ABSTRACT
This qualitative study of an urban high school draws on critical race theory’s tenet of whiteness as property and the notion that educational opportunity is a race-conscious construct to interrogate the impacts of school improvement work intended to increase educational opportunities for students of colour. Educational opportunity is defined as students having access to culturally relevant pedagogy, highly qualified teachers, rigorous curricula, and appropriate resources (fiscal, technological, texts, learning spaces, etc.). Findings demonstrate that the school’s equity-minded work actually increased educational opportunities for white students while limiting opportunities for students colour. The inequities in educational opportunity along racial lines was the result of leadership’s inability to decouple educational opportunity as an expectation of whiteness and resist the bullying forces of whiteness. Implications demonstrate how schools can decouple connections between educational opportunities and whiteness and how researchers can critically investigate equity-minded school improvement.

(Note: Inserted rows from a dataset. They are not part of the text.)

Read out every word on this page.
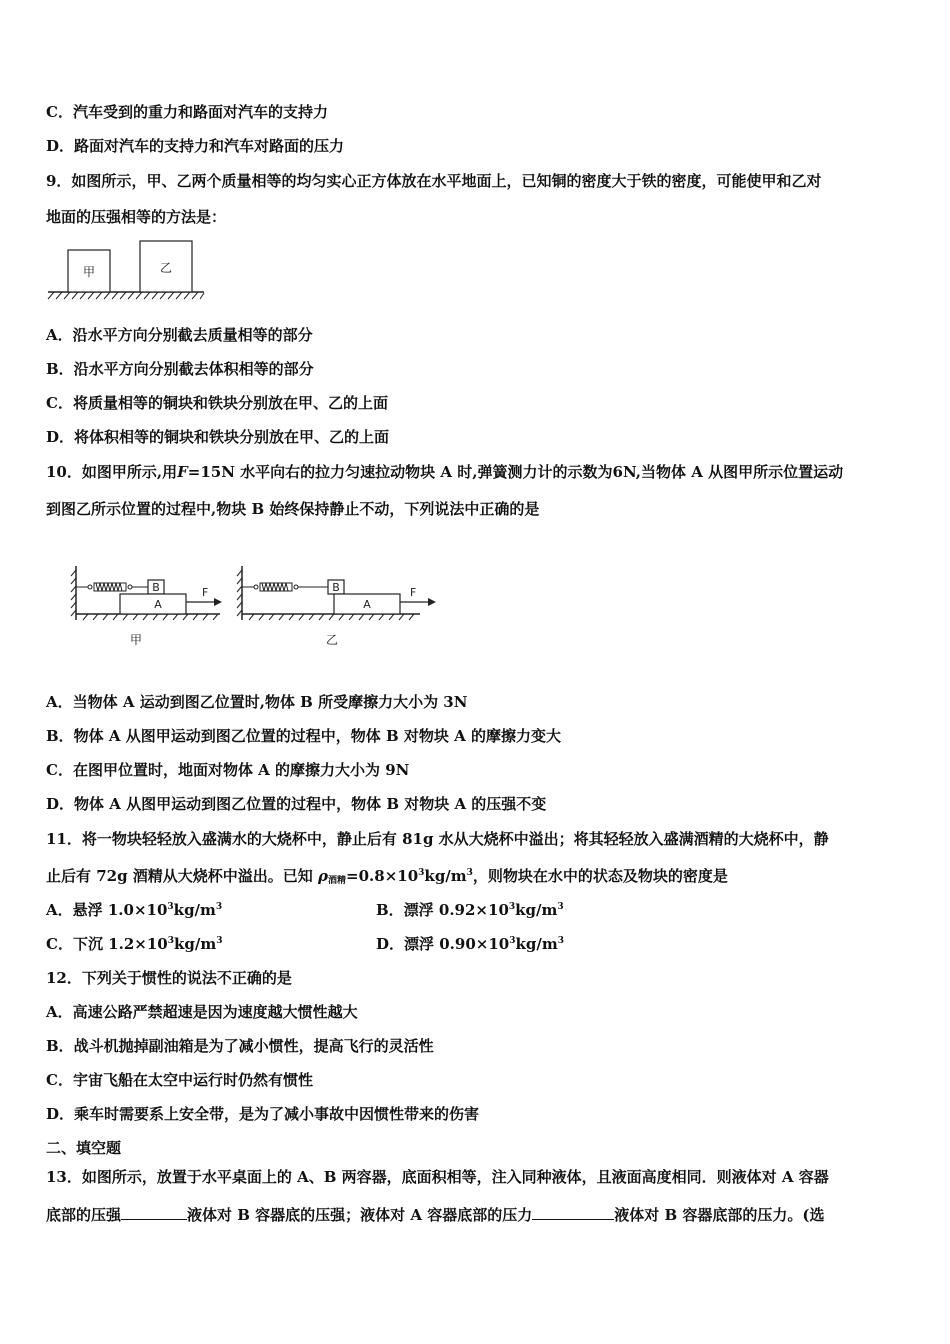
C．汽车受到的重力和路面对汽车的支持力
D．路面对汽车的支持力和汽车对路面的压力
9．如图所示，甲、乙两个质量相等的均匀实心正方体放在水平地面上，已知铜的密度大于铁的密度，可能使甲和乙对
地面的压强相等的方法是：
甲	乙
A．沿水平方向分别截去质量相等的部分
B．沿水平方向分别截去体积相等的部分
C．将质量相等的铜块和铁块分别放在甲、乙的上面
D．将体积相等的铜块和铁块分别放在甲、乙的上面
10．如图甲所示,用F=15N 水平向右的拉力匀速拉动物块 A 时,弹簧测力计的示数为6N,当物体 A 从图甲所示位置运动
到图乙所示位置的过程中,物块 B 始终保持静止不动，下列说法中正确的是
B
A
F
甲
B
A
F
乙
A．当物体 A 运动到图乙位置时,物体 B 所受摩擦力大小为 3N
B．物体 A 从图甲运动到图乙位置的过程中，物体 B 对物块 A 的摩擦力变大
C．在图甲位置时，地面对物体 A 的摩擦力大小为 9N
D．物体 A 从图甲运动到图乙位置的过程中，物体 B 对物块 A 的压强不变
11．将一物块轻轻放入盛满水的大烧杯中，静止后有 81g 水从大烧杯中溢出；将其轻轻放入盛满酒精的大烧杯中，静
止后有 72g 酒精从大烧杯中溢出。已知 $\rho_{酒精}=0.8\times 10^3kg/m^3$，则物块在水中的状态及物块的密度是
A．悬浮 $1.0\times 10^3kg/m^3$	B．漂浮 $0.92\times 10^3kg/m^3$
C．下沉 $1.2\times 10^3kg/m^3$	D．漂浮 $0.90\times 10^3kg/m^3$
12．下列关于惯性的说法不正确的是
A．高速公路严禁超速是因为速度越大惯性越大
B．战斗机抛掉副油箱是为了减小惯性，提高飞行的灵活性
C．宇宙飞船在太空中运行时仍然有惯性
D．乘车时需要系上安全带，是为了减小事故中因惯性带来的伤害
二、填空题
13．如图所示，放置于水平桌面上的 A、B 两容器，底面积相等，注入同种液体，且液面高度相同．则液体对 A 容器
底部的压强	液体对 B 容器底的压强；液体对 A 容器底部的压力	液体对 B 容器底部的压力。(选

Disclosure of potential conflicts of interest
No potential conflict of interest was reported by the author(s).
Notes
1. I engaged in a personal debate related to the appropriate gender-specific descriptor to use for the students of colour participating in this research. As all students were in 10th, 11th, or 12th grade at the time of participation, they were below the age of 18, yet would not personally identify as ‘boys’ or ‘girls.’ I opted to use boys and girls because of the ongoing over-ageing of young people of colour in the U.S. and the real implications of that over-ageing related to the ongoing treatment by the criminal justice system and general perceptions of youth of colour.